Стоит ли говорить, что профессор по мере сил старался спрямлять землякам дорогу к печатной машине. Понятно, не всем подряд, а самым достойным. Много книжек, больших и маленьких, благословил он в счастливый путь к сердцу читателя, но еще больше рукописей, не имея профессорского вступления, безнадежно кануло в Лету. Бог ты мой! Сколько денег изведено понапрасну на издательских редакторов, сколько светлых писательских голов по утру с похмелья маялось! А толку-то? Всего-то и надо было — на собственную гордыню наступить. Ну и к профессору Рябцеву за помощью обратиться.
Словом, Рябцев пообещал. Довольный Гулькин двинулся к себе в землянку, как он шутливо называл дачный домик, профессор же запер калитку на засов, а дверь — на ключ, и отправился на боковую.
Спал Рябцев скверно. Вишневая ли настойка вперемешку с коньяком тому виной, либо что-то еще, но всю ночь профессора одолевали кошмары. Снился ему убитый кашевар, немецкий блиндаж и котелок на дне окопа. Потом во сне появился и сам писатель Гулькин, почему-то с моноклем в глазу и с закатанными по локоть рукавами.
— Ты есть кто? Комиссар? Партизанен? — допытывался Гулькин, нещадно коверкая родной язык. И жадно пил шнапс из мятой алюминиевой кружки. Потом шнапс закончился, и Гулькин достал из-под стола давешнюю бутылку с вишневой настойкой. — Шпрехен зи дойч? Цурюк! — И щедро глотнул из горлышка мутноватой жидкости…

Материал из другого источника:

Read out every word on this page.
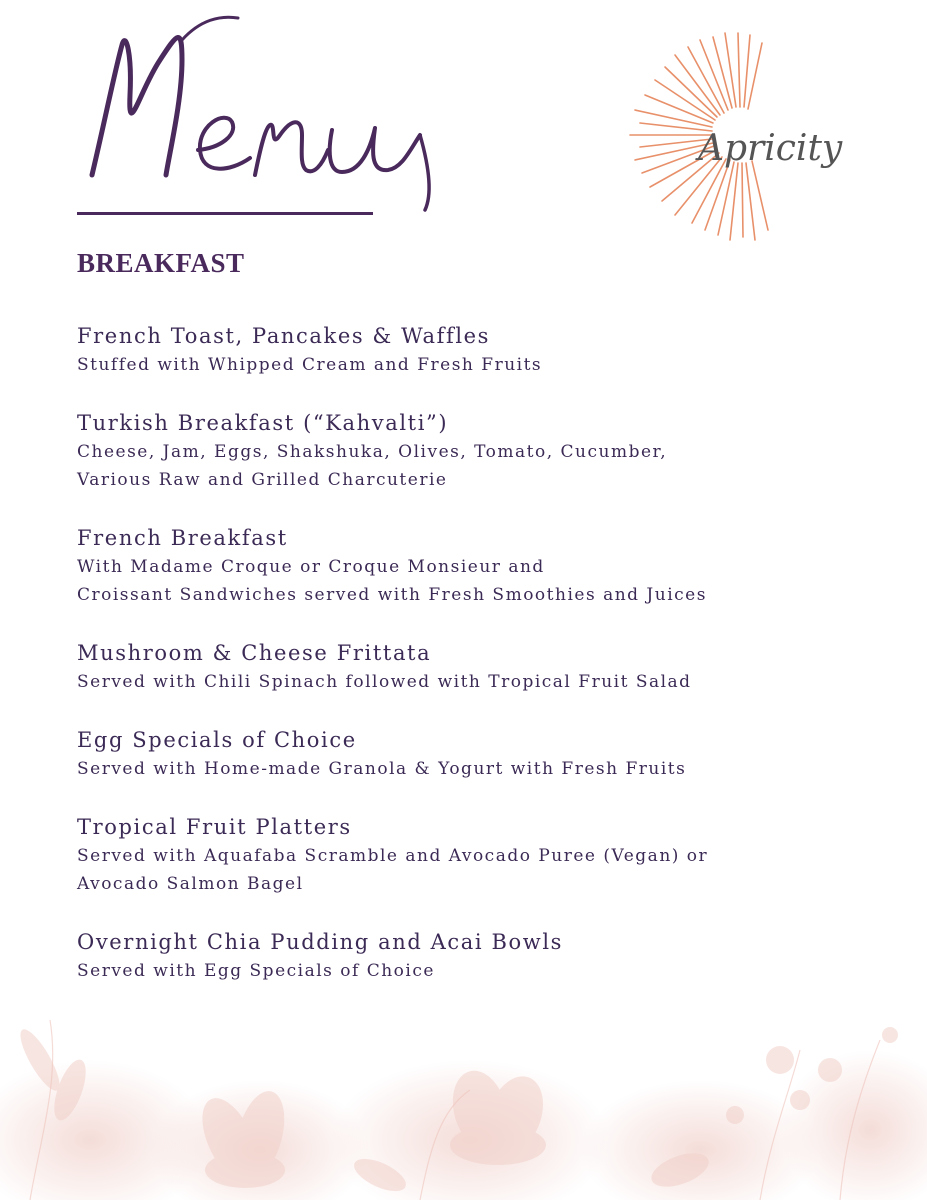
Apricity
BREAKFAST
French Toast, Pancakes & Waffles
Stuffed with Whipped Cream and Fresh Fruits
Turkish Breakfast (“Kahvalti”)
Cheese, Jam, Eggs, Shakshuka, Olives, Tomato, Cucumber,
Various Raw and Grilled Charcuterie
French Breakfast
With Madame Croque or Croque Monsieur and
Croissant Sandwiches served with Fresh Smoothies and Juices
Mushroom & Cheese Frittata
Served with Chili Spinach followed with Tropical Fruit Salad
Egg Specials of Choice
Served with Home-made Granola & Yogurt with Fresh Fruits
Tropical Fruit Platters
Served with Aquafaba Scramble and Avocado Puree (Vegan) or
Avocado Salmon Bagel
Overnight Chia Pudding and Acai Bowls
Served with Egg Specials of Choice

А ближе к утру привиделся Рябцеву и Холм. Только был он не таким, как всегда — в зеленой траве и деревьях послевоенной посадки. Страшным был этот Холм, весь в воронках и рваном железе, и много разных людей лежало на черной земле, одинаково недвижимых и бессловесных. И стояла на этом Холме исполинская статуя женщины с мечом в руке, неким чудом переместившаяся в прошлое из теперешнего настоящего, и глядела за Реку — туда, на Урал, в Сибирь, еще дальше, и звала к себе живых, словно бы не замечая, сколько лежит у нее под ногами мертвых. И в далеком приморском селе Красный Яр (двести тридцать крестьянских дворов и колхоз «Заветы Ильича») почтальон торопился разнести повестки тем, кого уже ждали на Холме, и заходилось в плаче село, и готовилось к вечному расставанию…
На рассвете Рябцев проснулся. С минуту лежал, размышляя, что заставило его среди ночи открыть глаза. Странное ощущение было у Рябцева: чувствовал он, как земля покачивает его, вместе с дачей, словно игрушку на ладони. Впрочем, продолжалось это с минуту, не больше. Рябцев даже и подумать ничего не успел, разве только одно: «Пить меньше надо!»
Если бы Рябцев был не историком, а геофизиком, он, возможно, подумал бы о другом. Например, о тектонических разломах, прогностических геомагнитных полигонах и прочих чудесах природы. А то, может быть, и на докладную записку в Академию наук замахнулся. А так, полежав с минуту, Рябцев тихонько поднялся и вышел в ночной сад. Постоял у яблони, погладил ее по теплому боку, набрал полную грудь сухого степного воздуха… И тут же поймал себя на мысли, что писать вступительную статью к новому роману Гулькина ему почему-то не хочется.